Read more about Gov.uk Verify

In Liverpool, the CCG has created a platform that can integrate Verify and third-party services and connect them with patient record systems in hospitals or at GPs.

Dave Horsfield, programme manager for the city’s More Independent Liverpool programme and the lead for the Verify project at the CCG, said the programme is about giving patients access to their records for whatever purpose they want, securely and easily.

“We are trying to figure out how people are going to verify themselves in a way that we feel comfortable, and how can we safely do that,” he said.

The aim is to create an identity authentication scheme which “links social identities to an NHS identity so the right information can be confidently shared”.

Work is taking place to link Verify with the HSCIC’s personal demographic service, which holds the master patient index of NHS numbers as well as other details.

Security issue

However, the NHS is worried that Verify won’t be, or won’t come across as, secure enough for people’s health records.

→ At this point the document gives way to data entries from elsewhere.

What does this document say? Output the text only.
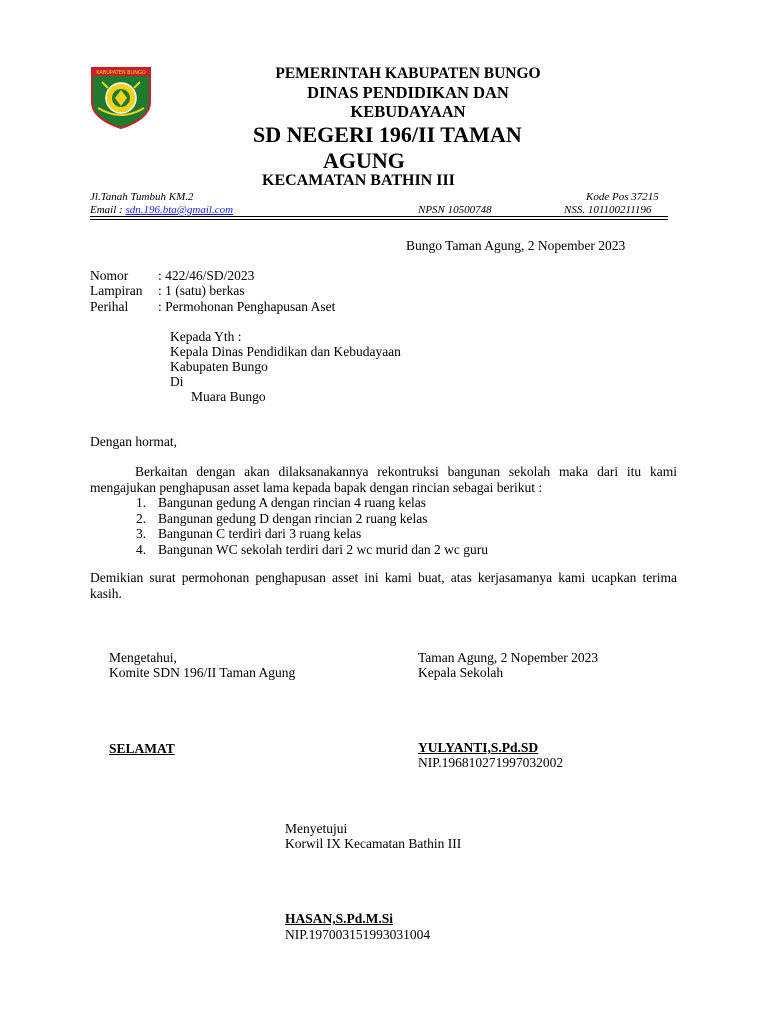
KABUPATEN BUNGO	PEMERINTAH KABUPATEN BUNGO
DINAS PENDIDIKAN DAN
KEBUDAYAAN
SD NEGERI 196/II TAMAN
AGUNG
KECAMATAN BATHIN III
Jl.Tanah Tumbuh KM.2	Kode Pos 37215
Email : sdn.196.bta@gmail.com	NPSN 10500748	NSS. 101100211196
Bungo Taman Agung, 2 Nopember 2023
Nomor : 422/46/SD/2023
Lampiran : 1 (satu) berkas
Perihal : Permohonan Penghapusan Aset
Kepada Yth :
Kepala Dinas Pendidikan dan Kebudayaan
Kabupaten Bungo
Di
Muara Bungo
Dengan hormat,
Berkaitan dengan akan dilaksanakannya rekontruksi bangunan sekolah maka dari itu kami mengajukan penghapusan asset lama kepada bapak dengan rincian sebagai berikut :
1. Bangunan gedung A dengan rincian 4 ruang kelas
2. Bangunan gedung D dengan rincian 2 ruang kelas
3. Bangunan C terdiri dari 3 ruang kelas
4. Bangunan WC sekolah terdiri dari 2 wc murid dan 2 wc guru
Demikian surat permohonan penghapusan asset ini kami buat, atas kerjasamanya kami ucapkan terima kasih.
Mengetahui,
Komite SDN 196/II Taman Agung
SELAMAT
Taman Agung, 2 Nopember 2023
Kepala Sekolah
YULYANTI,S.Pd.SD
NIP.196810271997032002
Menyetujui
Korwil IX Kecamatan Bathin III
HASAN,S.Pd.M.Si
NIP.197003151993031004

“A lot of brilliant work has been done on Verify, but we’ve got an extra layer in health where people are very worried about security,” said Horsfield. “We know that GDS has worked on Verify for some time, so for us it’s about finding out what needs to be done differently. It’s different using Verify for tax returns than it is health information.”

False verification

Horsfield explained that one of the worries is that if people have access to someone’s personal information which is used to verify their identity, such as a wife having access to her husband’s passport, national insurance number and driving licence, that would mean she could pretend to be him and view his medical records.

“We have some concerns about issues around if someone could get access to the information and use it to falsely verify their identity,” he said.

The CCG is looking at different ways of making it secure enough, adding extra elements such as dual authentication, the possibility of video recognition and biometrics.

Later in 2016, the CCG will begin a trial with patients on using a version of Verify. The trial will start with a handful of people, and if that works it will be extended to up to 200. Further down the line, Horsfield said, it will be trialled with people with learning disabilities and vulnerable adults to ensure they get on board. 

“We don’t really know what we’ll end up with. A hybrid version of Verify is quite likely,” he added.

The article has been updated to reflect the comments made by the Cabinet Office.